I wrote the Cameron transcript story linked-to at the top of the page. The piece I think you're referring to when you talk about Dublin is this one, which was written by Wired magazine editor David Rowan, not me. Different person, same site :)
posted by radioedit at 1:40 AM on November 5, 2010


Or are you talking about Chris Measures' article? If so, apologies :)
posted by radioedit at 2:48 AM on November 5, 2010


Is that...is that SPAM? Aaaargh.
Jeez, even here - in my precious, precious MetaFilter!
Mods, please zap that out of the known universe before we find and lynch the guy.
Thanks!
posted by MessageInABottle at 3:44 AM on November 5, 2010


Thanks for the five bucks, though.
posted by XMLicious at 3:48 AM on November 5, 2010


Fundamentally, though, what makes the Bay Area a success is its culture, and you can't exactly force that. Crazy and/or stupid ideas always get accepted socially. If you're at a party/get-together/whatever, and say some harebrained idea, people are ALWAYS accepting. Not so much anywhere else in the US. Many tech companies sound stupid before they become successful, some even after they're successful (SEE: Twitter). I think it's fairly difficult for something like Twitter to exist in London several years ago, it's antithetical for Londoners to have that attitude. You wouldn't have a "oh that sounds cool man, what kind of help do you need with that project?" The flip side, of course, is that it can get annoying how group-therapy touchy-feely everything is. Terrible, TERRIBLE, ideas get accepted because no one wants to be the bad guy and tell someone that the idea is fucking stupid. Of course, wading through the 90% bullshit lets the 10% that are great, truly succeed.
posted by amuseDetachment a


Quoting this for truth. In the 90's I had friends moving from NYC to the Bay Area because the Bay Area was just more accepting of their ideas. These guys went on to start successful companies funded by angel investors - usually men with lots of money and a high tolerance for risk, who seem to gather around San Francisco. It might also just be the culture of the West, the pioneer culture, seeded by families who moved out in the Gold Rush to take risks and make their fortune.

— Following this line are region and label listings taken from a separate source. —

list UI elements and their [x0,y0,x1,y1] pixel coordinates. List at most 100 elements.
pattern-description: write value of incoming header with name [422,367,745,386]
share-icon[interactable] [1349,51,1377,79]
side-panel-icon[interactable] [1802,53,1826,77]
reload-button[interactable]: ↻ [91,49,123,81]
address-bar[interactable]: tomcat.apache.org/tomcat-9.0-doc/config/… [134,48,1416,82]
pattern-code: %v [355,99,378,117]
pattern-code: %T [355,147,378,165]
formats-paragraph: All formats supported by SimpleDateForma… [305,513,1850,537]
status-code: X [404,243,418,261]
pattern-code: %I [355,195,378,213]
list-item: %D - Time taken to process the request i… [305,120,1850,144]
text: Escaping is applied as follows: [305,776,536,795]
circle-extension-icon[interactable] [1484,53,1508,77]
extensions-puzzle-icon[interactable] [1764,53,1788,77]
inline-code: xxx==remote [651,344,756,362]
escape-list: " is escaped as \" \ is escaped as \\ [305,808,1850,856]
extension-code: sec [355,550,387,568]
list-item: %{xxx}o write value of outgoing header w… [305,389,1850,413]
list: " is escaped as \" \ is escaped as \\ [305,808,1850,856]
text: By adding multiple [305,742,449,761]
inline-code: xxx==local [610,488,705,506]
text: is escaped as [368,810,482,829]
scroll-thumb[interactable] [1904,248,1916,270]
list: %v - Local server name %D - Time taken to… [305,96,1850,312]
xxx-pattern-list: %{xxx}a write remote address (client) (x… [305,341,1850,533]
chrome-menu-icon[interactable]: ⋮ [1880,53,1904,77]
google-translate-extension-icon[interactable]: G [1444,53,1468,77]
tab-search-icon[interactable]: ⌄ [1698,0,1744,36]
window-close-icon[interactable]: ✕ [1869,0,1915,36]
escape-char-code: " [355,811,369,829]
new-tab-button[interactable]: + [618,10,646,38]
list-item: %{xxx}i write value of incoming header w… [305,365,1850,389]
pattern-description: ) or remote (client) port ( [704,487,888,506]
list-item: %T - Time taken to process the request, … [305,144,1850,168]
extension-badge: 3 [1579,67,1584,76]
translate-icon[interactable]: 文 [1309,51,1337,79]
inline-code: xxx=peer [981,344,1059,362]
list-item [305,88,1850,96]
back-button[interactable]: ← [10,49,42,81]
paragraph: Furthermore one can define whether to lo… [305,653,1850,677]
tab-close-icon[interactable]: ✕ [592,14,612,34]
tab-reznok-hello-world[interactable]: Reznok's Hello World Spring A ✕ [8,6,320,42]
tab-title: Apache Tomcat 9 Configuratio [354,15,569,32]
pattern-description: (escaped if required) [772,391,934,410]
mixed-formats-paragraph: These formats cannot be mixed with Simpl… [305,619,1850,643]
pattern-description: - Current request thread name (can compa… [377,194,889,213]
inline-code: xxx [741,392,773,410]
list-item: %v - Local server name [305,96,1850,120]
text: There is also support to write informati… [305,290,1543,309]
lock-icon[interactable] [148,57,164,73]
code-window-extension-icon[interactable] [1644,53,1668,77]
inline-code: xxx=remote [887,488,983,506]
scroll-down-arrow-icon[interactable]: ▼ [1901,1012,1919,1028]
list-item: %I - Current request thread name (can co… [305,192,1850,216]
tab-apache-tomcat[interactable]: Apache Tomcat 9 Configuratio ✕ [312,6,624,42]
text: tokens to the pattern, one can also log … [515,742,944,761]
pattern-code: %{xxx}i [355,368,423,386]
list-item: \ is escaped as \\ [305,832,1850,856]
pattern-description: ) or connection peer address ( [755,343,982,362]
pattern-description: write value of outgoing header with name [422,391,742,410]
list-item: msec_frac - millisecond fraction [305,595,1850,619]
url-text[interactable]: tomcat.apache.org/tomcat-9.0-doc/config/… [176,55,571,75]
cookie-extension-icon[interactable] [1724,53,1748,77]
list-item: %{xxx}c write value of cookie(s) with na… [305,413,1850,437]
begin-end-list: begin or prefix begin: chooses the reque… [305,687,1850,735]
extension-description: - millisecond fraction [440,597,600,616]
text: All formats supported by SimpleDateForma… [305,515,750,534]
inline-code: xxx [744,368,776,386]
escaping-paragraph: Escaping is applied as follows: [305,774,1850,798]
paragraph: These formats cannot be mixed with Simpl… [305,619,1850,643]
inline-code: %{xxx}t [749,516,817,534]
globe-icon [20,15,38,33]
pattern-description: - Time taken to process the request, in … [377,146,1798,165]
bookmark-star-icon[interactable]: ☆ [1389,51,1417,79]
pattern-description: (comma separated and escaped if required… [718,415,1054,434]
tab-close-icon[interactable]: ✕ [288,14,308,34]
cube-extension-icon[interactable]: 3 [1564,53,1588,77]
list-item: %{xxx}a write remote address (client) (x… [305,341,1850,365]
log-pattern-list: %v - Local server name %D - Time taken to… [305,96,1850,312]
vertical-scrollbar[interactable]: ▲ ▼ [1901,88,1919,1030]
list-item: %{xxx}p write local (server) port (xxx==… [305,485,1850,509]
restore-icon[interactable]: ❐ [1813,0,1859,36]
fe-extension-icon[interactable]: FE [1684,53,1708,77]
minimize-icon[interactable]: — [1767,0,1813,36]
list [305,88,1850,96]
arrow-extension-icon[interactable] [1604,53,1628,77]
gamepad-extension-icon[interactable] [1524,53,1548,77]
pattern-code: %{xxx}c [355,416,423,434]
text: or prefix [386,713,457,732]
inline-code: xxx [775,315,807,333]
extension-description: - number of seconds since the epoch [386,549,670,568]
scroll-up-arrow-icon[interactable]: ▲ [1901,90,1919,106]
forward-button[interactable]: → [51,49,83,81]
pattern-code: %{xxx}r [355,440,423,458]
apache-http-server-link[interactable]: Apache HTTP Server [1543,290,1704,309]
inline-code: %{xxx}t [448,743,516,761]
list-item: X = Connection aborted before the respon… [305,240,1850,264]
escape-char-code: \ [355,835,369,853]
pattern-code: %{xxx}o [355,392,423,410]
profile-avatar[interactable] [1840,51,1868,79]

The Bay Area is also now self-sustaining. Talented engineers go there to work for Apple or Google or Yahoo or even older tech companies like HP or Cisco or Oracle. Dissatisfied, they stay in the are and try to start their own company or join a startup. So, you have this constant pool of talent floating around, all well-networked since everyone worked with each other or knows someone who worked with that person.

In some sense, the dot-com boom has never died in that area. Money keeps flowing to new startups. Sure, there are lots of failures and small fortunes are being lost. But, nobody remembers them. Failures pass out of the collective memory. Everyone just sees this impressive collection of successful high-tech companies. But, the old adage applies I suppose: If you aren't willing to take risks, you won't succeed. Is London really willing to take risks or is all this just show?